There's a Reason This Year's "Miss Golden Globe" Looks Familiar

The Golden Globes's annual tradition of featuring a celebrity's child (usually daughter or daughters) as the trophy-bearing face and figurehead of the show has continued on to the new year, but with one big change.

The tradition began in the '60s and '70s and most recently continued in kind with Sylvester Stallone's daughters — Sistine, Scarlet, and Sophia Stallone — sharing the duty of appearing as Miss Golden Globe in 2017. The title means little more than appearing on stage during award roll-outs and ushering winners to their posts backstage. However, for this year's event, the Hollywood Foreign Press Association decided that the title would shift to Golden Globe Ambassador, which is a much more gender-neutral honorific.

HFPA President Anke Hofmann explained the decision to The New York Times, saying, "Now, it's gender-neutral, and the ambassador could be a woman, a man, a transgender [person]."

For its inaugural ambassador, the Globes still carried on the tradition of selecting a female Hollywood legacy by selecting Dwayne "The Rock" Johnson's eldest daughter, Simone Alexandra Garcia Johnson, but even she recognized that the move would encourage more inclusiveness. The 16-year-old said she was delighted to hold the post with its new name, telling NYT, "I'm so happy about the change because it's more inclusive and it promotes equality. I'm really passionate about those things."

Johnson is the daughter of the famed Jumanji: Welcome to the Jungle actor and Dany Garcia, who was married to the wrestler-turned-actor for 10 years, until 2007, and subsequently became his professional manager.

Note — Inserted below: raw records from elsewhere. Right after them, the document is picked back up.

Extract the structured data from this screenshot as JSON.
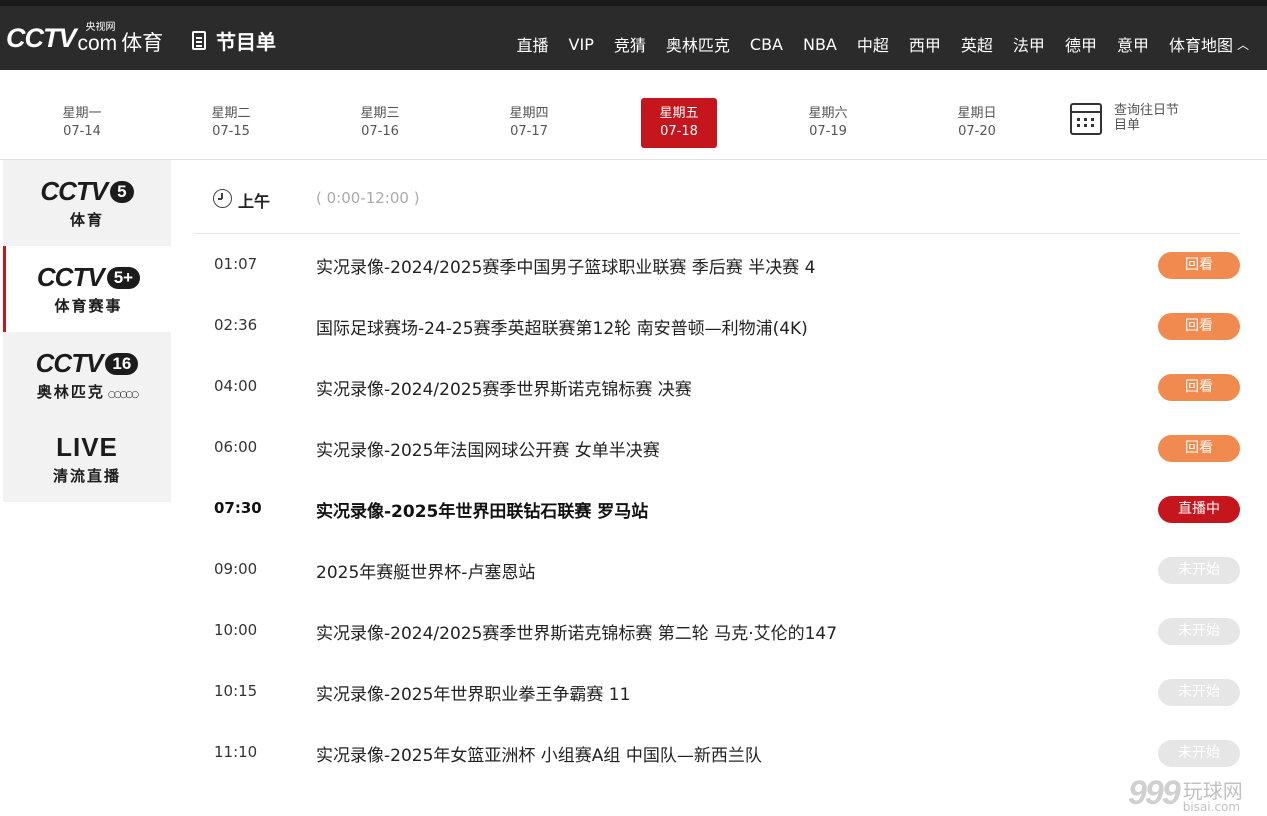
{
  "header": {
    "logo_cctv": "CCTV",
    "logo_yangshi": "央视网",
    "logo_com": "com",
    "logo_sport": "体育",
    "program_label": "节目单",
    "nav": [
      "直播",
      "VIP",
      "竞猜",
      "奥林匹克",
      "CBA",
      "NBA",
      "中超",
      "西甲",
      "英超",
      "法甲",
      "德甲",
      "意甲",
      "体育地图"
    ],
    "nav_caret": "︿"
  },
  "days": [
    {
      "weekday": "星期一",
      "date": "07-14",
      "active": false
    },
    {
      "weekday": "星期二",
      "date": "07-15",
      "active": false
    },
    {
      "weekday": "星期三",
      "date": "07-16",
      "active": false
    },
    {
      "weekday": "星期四",
      "date": "07-17",
      "active": false
    },
    {
      "weekday": "星期五",
      "date": "07-18",
      "active": true
    },
    {
      "weekday": "星期六",
      "date": "07-19",
      "active": false
    },
    {
      "weekday": "星期日",
      "date": "07-20",
      "active": false
    }
  ],
  "history": {
    "label": "查询往日节目单"
  },
  "channels": [
    {
      "brand": "CCTV",
      "num": "5",
      "sub": "体育",
      "active": false
    },
    {
      "brand": "CCTV",
      "num": "5+",
      "sub": "体育赛事",
      "active": true
    },
    {
      "brand": "CCTV",
      "num": "16",
      "sub": "奥林匹克",
      "active": false
    },
    {
      "brand": "LIVE",
      "sub": "清流直播",
      "active": false
    }
  ],
  "period": {
    "label": "上午",
    "range": "( 0:00-12:00 )"
  },
  "programs": [
    {
      "time": "01:07",
      "title": "实况录像-2024/2025赛季中国男子篮球职业联赛 季后赛 半决赛 4",
      "status": "回看",
      "type": "replay"
    },
    {
      "time": "02:36",
      "title": "国际足球赛场-24-25赛季英超联赛第12轮 南安普顿—利物浦(4K)",
      "status": "回看",
      "type": "replay"
    },
    {
      "time": "04:00",
      "title": "实况录像-2024/2025赛季世界斯诺克锦标赛 决赛",
      "status": "回看",
      "type": "replay"
    },
    {
      "time": "06:00",
      "title": "实况录像-2025年法国网球公开赛 女单半决赛",
      "status": "回看",
      "type": "replay"
    },
    {
      "time": "07:30",
      "title": "实况录像-2025年世界田联钻石联赛 罗马站",
      "status": "直播中",
      "type": "live"
    },
    {
      "time": "09:00",
      "title": "2025年赛艇世界杯-卢塞恩站",
      "status": "未开始",
      "type": "upcoming"
    },
    {
      "time": "10:00",
      "title": "实况录像-2024/2025赛季世界斯诺克锦标赛 第二轮 马克·艾伦的147",
      "status": "未开始",
      "type": "upcoming"
    },
    {
      "time": "10:15",
      "title": "实况录像-2025年世界职业拳王争霸赛 11",
      "status": "未开始",
      "type": "upcoming"
    },
    {
      "time": "11:10",
      "title": "实况录像-2025年女篮亚洲杯 小组赛A组 中国队—新西兰队",
      "status": "未开始",
      "type": "upcoming"
    }
  ],
  "watermark": {
    "num": "999",
    "cn": "玩球网",
    "url": "bisai.com"
  },
  "colors": {
    "accent": "#c4161c",
    "replay": "#f18a4e",
    "upcoming": "#e6e6e6",
    "topbar": "#2b2b2b"
  }
}
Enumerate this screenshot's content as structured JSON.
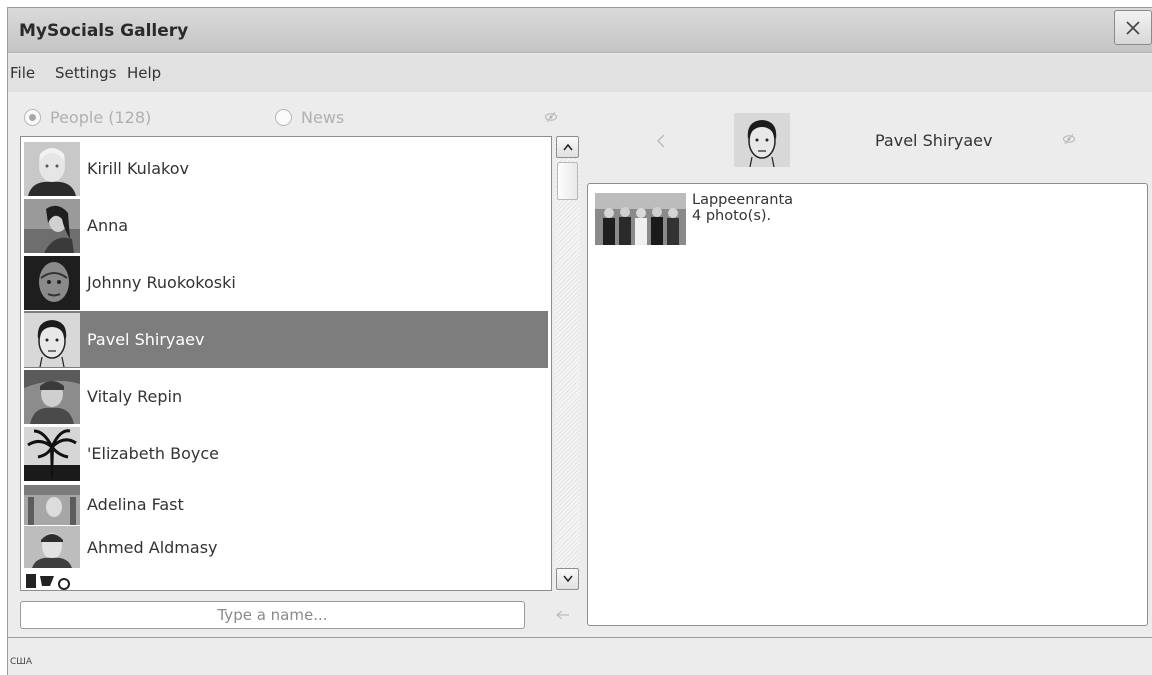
{
  "window": {
    "title": "MySocials Gallery"
  },
  "menu": {
    "file": "File",
    "settings": "Settings",
    "help": "Help"
  },
  "tabs": {
    "people": "People (128)",
    "news": "News",
    "selected": "people"
  },
  "people": [
    {
      "name": "Kirill Kulakov"
    },
    {
      "name": "Anna"
    },
    {
      "name": "Johnny Ruokokoski"
    },
    {
      "name": "Pavel Shiryaev",
      "selected": true
    },
    {
      "name": "Vitaly Repin"
    },
    {
      "name": "'Elizabeth Boyce"
    },
    {
      "name": "Adelina Fast"
    },
    {
      "name": "Ahmed Aldmasy"
    }
  ],
  "search": {
    "placeholder": "Type a name..."
  },
  "detail": {
    "name": "Pavel Shiryaev",
    "albums": [
      {
        "title": "Lappeenranta",
        "count": "4 photo(s)."
      }
    ]
  },
  "status": {
    "text": "США"
  },
  "colors": {
    "selected_row": "#7d7d7d",
    "titlebar": "#cfcfcf",
    "background": "#ececec"
  }
}
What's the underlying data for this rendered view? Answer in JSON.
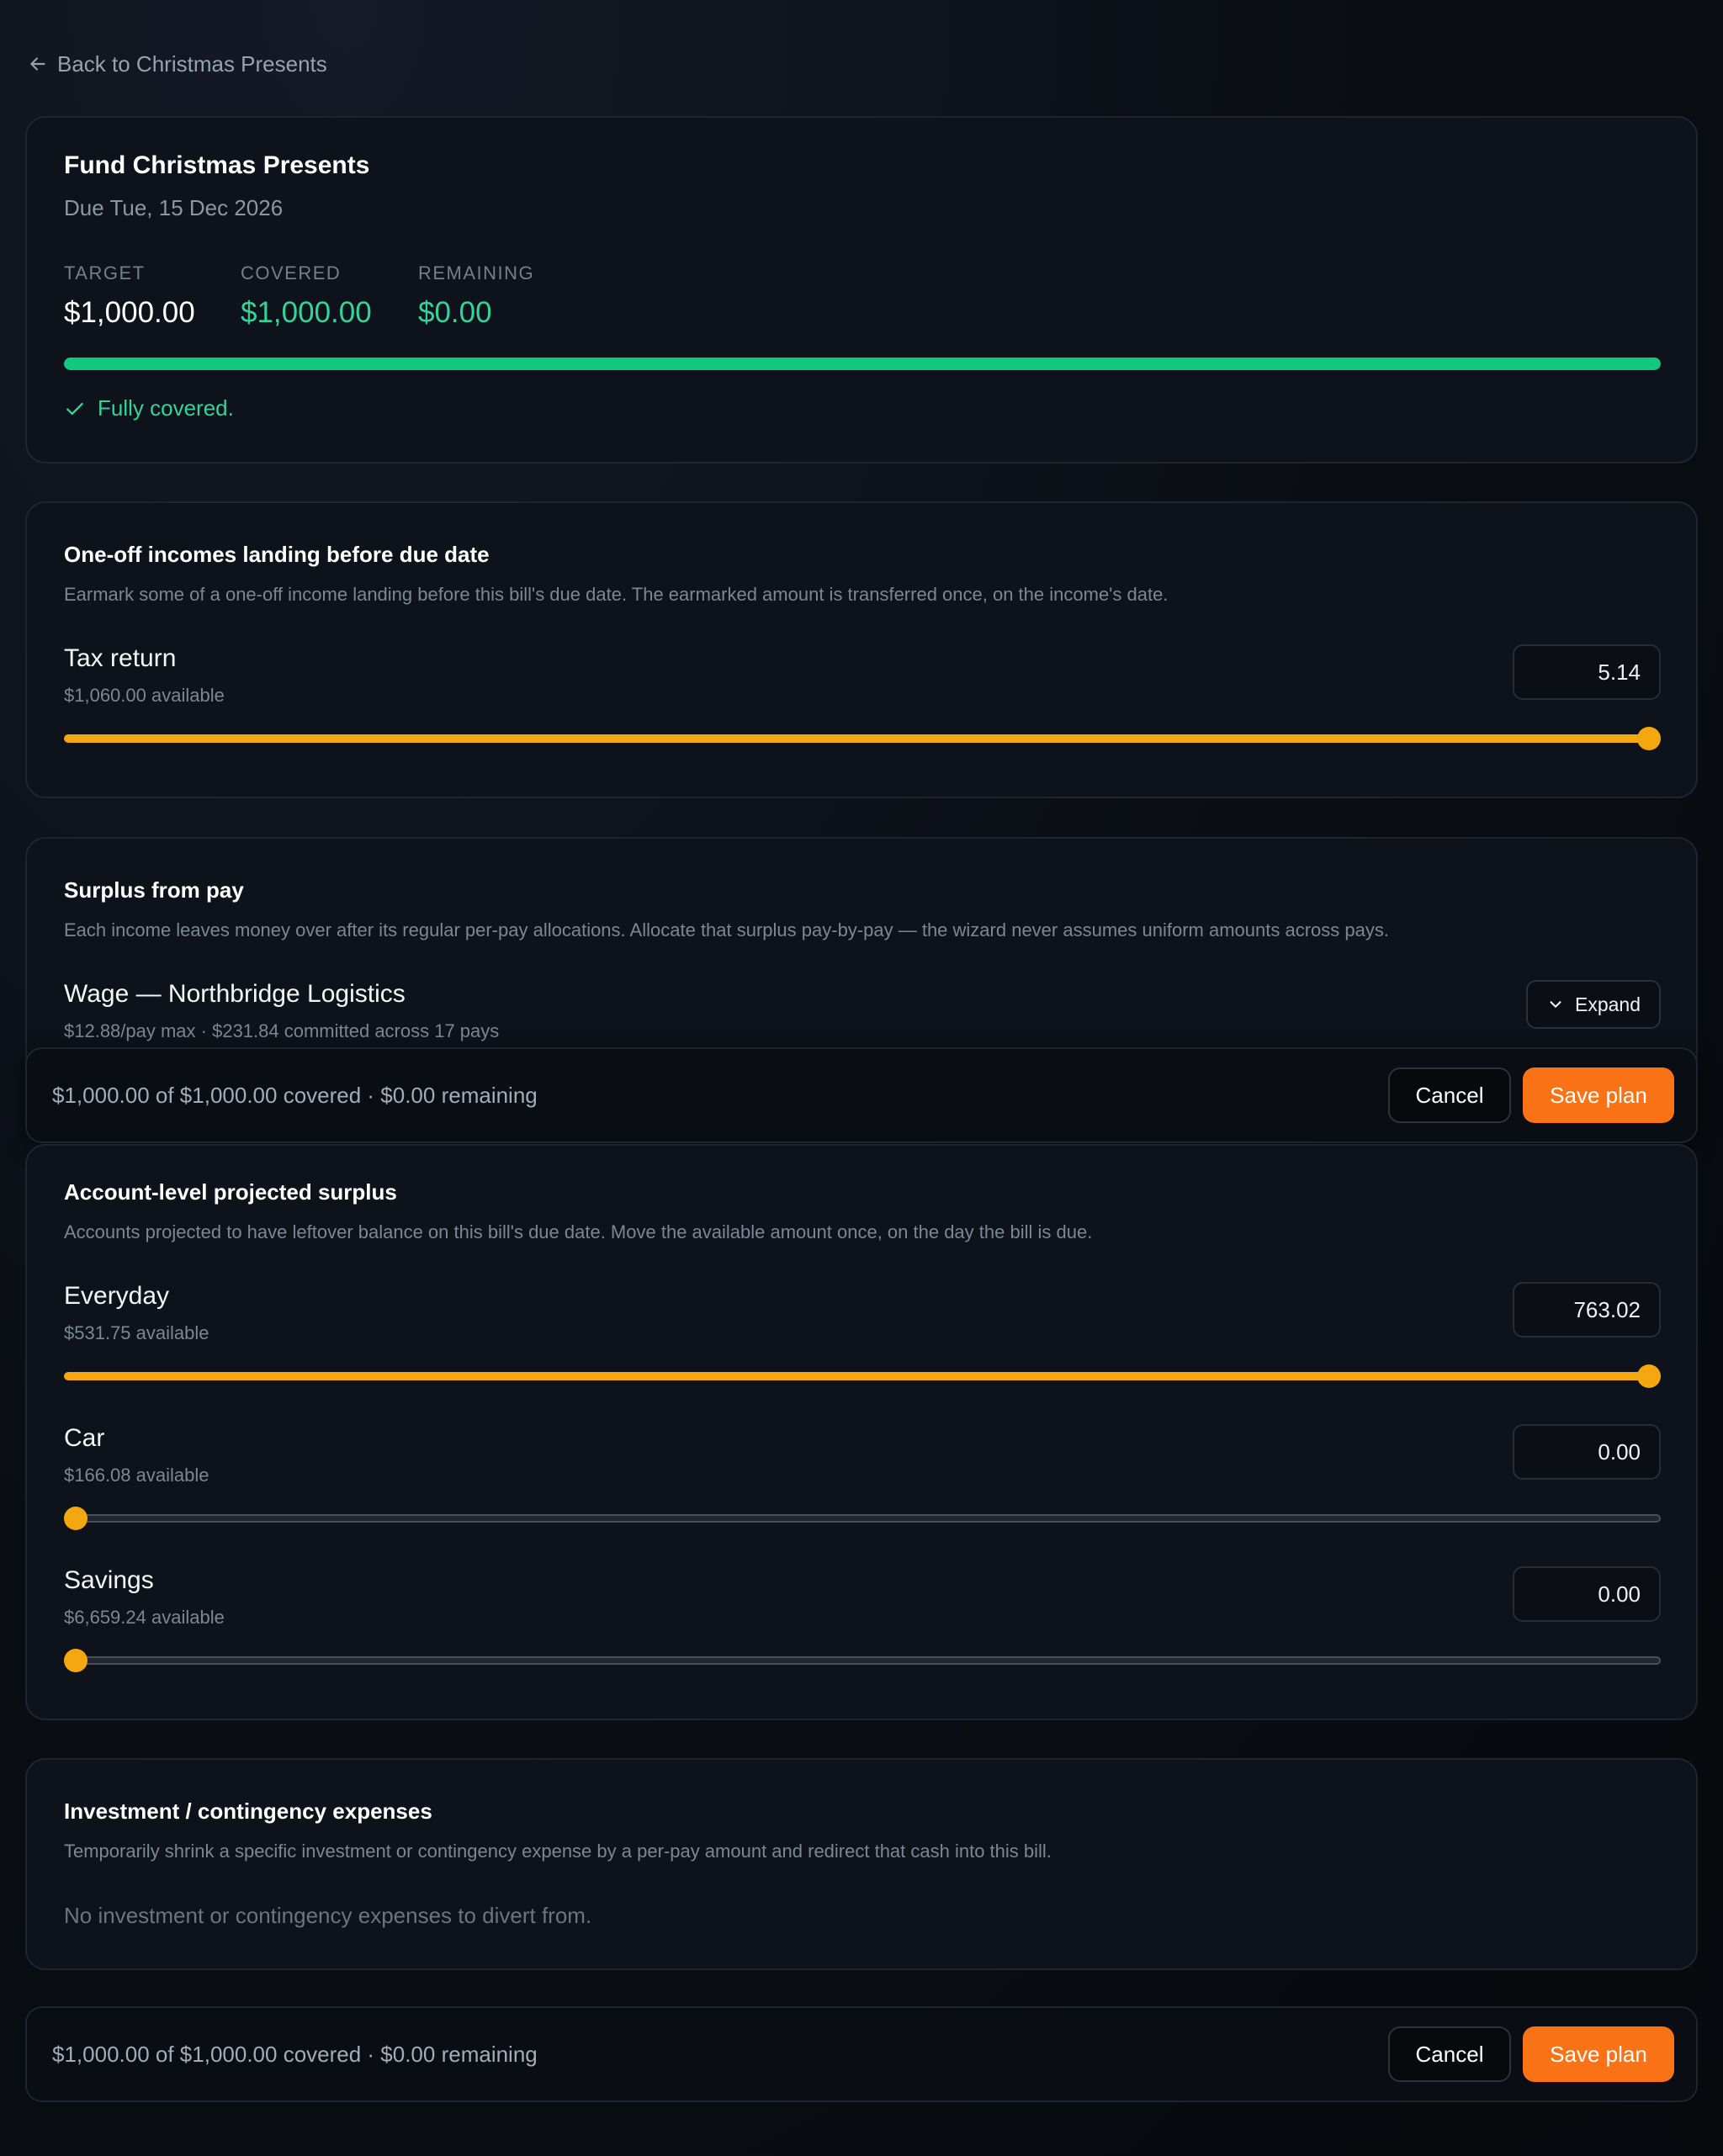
{
  "back_link": {
    "label": "Back to Christmas Presents",
    "icon": "arrow-left-icon"
  },
  "summary": {
    "title": "Fund Christmas Presents",
    "due": "Due Tue, 15 Dec 2026",
    "target": {
      "label": "TARGET",
      "value": "$1,000.00"
    },
    "covered": {
      "label": "COVERED",
      "value": "$1,000.00"
    },
    "remaining": {
      "label": "REMAINING",
      "value": "$0.00"
    },
    "progress_fraction": 1.0,
    "status": "Fully covered.",
    "colors": {
      "progress": "#10c97f",
      "positive": "#34d399"
    }
  },
  "oneoff": {
    "title": "One-off incomes landing before due date",
    "description": "Earmark some of a one-off income landing before this bill's due date. The earmarked amount is transferred once, on the income's date.",
    "items": [
      {
        "name": "Tax return",
        "available": "$1,060.00 available",
        "value": "5.14",
        "slider_fraction": 1.0
      }
    ]
  },
  "surplus": {
    "title": "Surplus from pay",
    "description": "Each income leaves money over after its regular per-pay allocations. Allocate that surplus pay-by-pay — the wizard never assumes uniform amounts across pays.",
    "income": {
      "name": "Wage — Northbridge Logistics",
      "detail": "$12.88/pay max · $231.84 committed across 17 pays",
      "expand_label": "Expand"
    }
  },
  "sticky_bar": {
    "summary": "$1,000.00 of $1,000.00 covered · $0.00 remaining",
    "cancel_label": "Cancel",
    "save_label": "Save plan"
  },
  "account": {
    "title": "Account-level projected surplus",
    "description": "Accounts projected to have leftover balance on this bill's due date. Move the available amount once, on the day the bill is due.",
    "items": [
      {
        "name": "Everyday",
        "available": "$531.75 available",
        "value": "763.02",
        "slider_fraction": 1.0
      },
      {
        "name": "Car",
        "available": "$166.08 available",
        "value": "0.00",
        "slider_fraction": 0.0
      },
      {
        "name": "Savings",
        "available": "$6,659.24 available",
        "value": "0.00",
        "slider_fraction": 0.0
      }
    ]
  },
  "invest": {
    "title": "Investment / contingency expenses",
    "description": "Temporarily shrink a specific investment or contingency expense by a per-pay amount and redirect that cash into this bill.",
    "empty": "No investment or contingency expenses to divert from."
  },
  "footer_bar": {
    "summary": "$1,000.00 of $1,000.00 covered · $0.00 remaining",
    "cancel_label": "Cancel",
    "save_label": "Save plan"
  },
  "accent_colors": {
    "slider": "#f5a70f",
    "save_button": "#f97316"
  }
}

Even though her parents have each remarried, the family maintains a strong relationship with one another. Her father's advice for her coming into her first big Hollywood moment, she revealed, was to "live in the moment."

Johnson predicted that her first turn on the Golden Globes stage would be a special one, considering the powerful Time's Up movement that was so eloquently explored by speakers and winners throughout the telecast, and she donned a black gown in solidarity with that effort, saying, "The movement is special. One of my favorite things about it is not only is it shedding light on sexual assault in Hollywood, but it is shedding light on sexual assault across all different work fields and pushing for equality by saying that this treatment of women is over."

She sure sounds like a chip off the old block — er, Rock.